Besides Higaonna Kanryo, Kyoda Juhatsu had two other teachers: Yabu Kentsu and Higaonna Kanyu (I suppose you could add Go Kenki I think that because they were close in age and part of the Kenkyukai that they were more likely peers). Yabu is a well-known figure in Okinawa Karate-do and much has been written about him. In contrast, Kanyu is a much less-known in the history of Okinawa Karate-do and we could go as far as saying that he was a minor figure. What is important about Kanyu however, is not his fame but his relationship with HIgaonna Kanryo and Kyoda Juhatsu. Kanyu was the cousin of Kanryo and although he was better known as a musician he was also a practitioner of Karate.

What few people know is that Juhatsu’s first teacher might actually have been Kanyu, not Kanryo. His mother, Omito, was a relative of Higaonna Kanyu and she brought Juhatsu to him to learn Karate. Besides learning Kanyu’s Sesan kata, Kyoda also learned Kanryo’s version. Although Kanyu’s Sesan followed the basic template of most Sesan kata, it differs significantly in places. Therefore Kyoda knew two versions of Sesan kata.

Many years later when Kyoda was living on the Japanese mainland teaching his Tou’on-ryu to Kanzaki, he would flip-flop on which version of Sesan he would pass on to him. Sometimes he would even say that he would take the best techniques of both and combine them into a new version of Sesan. Ultimately, he taught Kanzaki the Kanyu version of Sesan and not the Kanryo version (1).

I’ve always found this decision a little strange given that Kyoda by all accounts was a devoted student of Kanryo and named his style of Karate-do after him. Lately, however, I’ve came to a different conclusion. I think that Tou’on-ryu actually represents both Higaonnas; Kanryo and Kanyu. Now, I don’t think Kyoda was really conscious of this, but his waffling of whether to teach Kanzaki the Kanyu or Kanryo version of Sesan, or to combine them instead seems to hint at this reason.

Its just speculation on my part of course, but I think this is something to consider.

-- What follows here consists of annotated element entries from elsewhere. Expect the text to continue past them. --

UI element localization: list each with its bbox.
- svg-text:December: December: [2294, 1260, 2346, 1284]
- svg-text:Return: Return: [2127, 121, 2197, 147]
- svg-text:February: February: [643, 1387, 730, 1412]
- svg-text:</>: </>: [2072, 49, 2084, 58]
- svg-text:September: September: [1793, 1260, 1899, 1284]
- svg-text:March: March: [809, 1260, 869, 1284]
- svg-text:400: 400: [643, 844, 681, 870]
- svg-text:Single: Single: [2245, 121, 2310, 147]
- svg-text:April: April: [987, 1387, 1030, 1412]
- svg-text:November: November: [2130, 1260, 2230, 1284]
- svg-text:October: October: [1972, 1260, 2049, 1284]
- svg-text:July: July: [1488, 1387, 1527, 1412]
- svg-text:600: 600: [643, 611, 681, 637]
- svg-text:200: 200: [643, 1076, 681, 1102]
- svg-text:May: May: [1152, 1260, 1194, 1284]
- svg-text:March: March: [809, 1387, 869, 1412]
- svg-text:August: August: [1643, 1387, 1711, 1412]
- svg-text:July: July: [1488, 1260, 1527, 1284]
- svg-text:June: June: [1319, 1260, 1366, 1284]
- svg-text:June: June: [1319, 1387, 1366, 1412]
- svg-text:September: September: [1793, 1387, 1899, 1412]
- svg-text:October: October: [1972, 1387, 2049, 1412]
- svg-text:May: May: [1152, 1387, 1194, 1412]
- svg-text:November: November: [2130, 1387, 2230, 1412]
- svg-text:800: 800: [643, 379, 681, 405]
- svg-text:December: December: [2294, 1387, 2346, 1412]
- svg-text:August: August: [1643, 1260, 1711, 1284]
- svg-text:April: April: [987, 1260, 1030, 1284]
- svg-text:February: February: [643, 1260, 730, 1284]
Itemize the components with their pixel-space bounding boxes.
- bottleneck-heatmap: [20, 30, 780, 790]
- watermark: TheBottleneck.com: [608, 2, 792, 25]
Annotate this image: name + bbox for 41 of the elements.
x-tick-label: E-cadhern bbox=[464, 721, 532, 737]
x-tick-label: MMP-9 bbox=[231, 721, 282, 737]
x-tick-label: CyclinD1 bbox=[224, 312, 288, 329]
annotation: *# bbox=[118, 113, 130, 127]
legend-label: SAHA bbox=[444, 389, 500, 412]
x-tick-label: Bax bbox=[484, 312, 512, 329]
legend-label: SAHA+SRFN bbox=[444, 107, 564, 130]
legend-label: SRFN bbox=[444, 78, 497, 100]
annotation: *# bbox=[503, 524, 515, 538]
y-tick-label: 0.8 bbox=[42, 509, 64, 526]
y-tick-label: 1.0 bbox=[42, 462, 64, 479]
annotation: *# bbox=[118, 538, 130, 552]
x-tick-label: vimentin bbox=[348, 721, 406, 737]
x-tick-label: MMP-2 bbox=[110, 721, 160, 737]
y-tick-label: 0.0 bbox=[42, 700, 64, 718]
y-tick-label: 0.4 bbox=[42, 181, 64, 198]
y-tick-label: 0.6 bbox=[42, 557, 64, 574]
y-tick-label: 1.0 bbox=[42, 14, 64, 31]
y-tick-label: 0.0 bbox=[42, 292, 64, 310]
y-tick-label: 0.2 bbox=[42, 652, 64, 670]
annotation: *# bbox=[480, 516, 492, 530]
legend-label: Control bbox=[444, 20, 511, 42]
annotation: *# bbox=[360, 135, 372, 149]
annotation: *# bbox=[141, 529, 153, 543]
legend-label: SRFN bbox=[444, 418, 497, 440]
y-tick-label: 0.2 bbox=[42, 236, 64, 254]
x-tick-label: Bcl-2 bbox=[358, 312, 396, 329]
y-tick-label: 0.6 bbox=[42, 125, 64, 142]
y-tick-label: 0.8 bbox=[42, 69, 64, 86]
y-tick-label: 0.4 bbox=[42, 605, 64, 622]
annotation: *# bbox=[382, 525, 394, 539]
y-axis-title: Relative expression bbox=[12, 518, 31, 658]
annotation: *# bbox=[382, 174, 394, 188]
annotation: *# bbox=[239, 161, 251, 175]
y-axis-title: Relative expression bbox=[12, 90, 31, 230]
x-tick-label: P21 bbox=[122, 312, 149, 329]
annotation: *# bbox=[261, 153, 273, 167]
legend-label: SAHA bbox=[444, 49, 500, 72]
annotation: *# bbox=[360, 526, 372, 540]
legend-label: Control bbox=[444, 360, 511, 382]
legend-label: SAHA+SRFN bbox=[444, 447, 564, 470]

(1) I asked Kanzaki if Kyoda had ever shown him the Kanryo version of Sesan and if so was it the same as the Goju-ryu version. Sadly he replied that he had never seen Kyoda. I followed up by asking him if he had seen Juko, Kyoda’s son, perform the kata, and replied that Juko never learned it either. Personally I find it sad that Kyoda did not pass on Kanryo’s version as it would have been interesting to compare it to the Goju-ryu / Miyagi version of the same kata.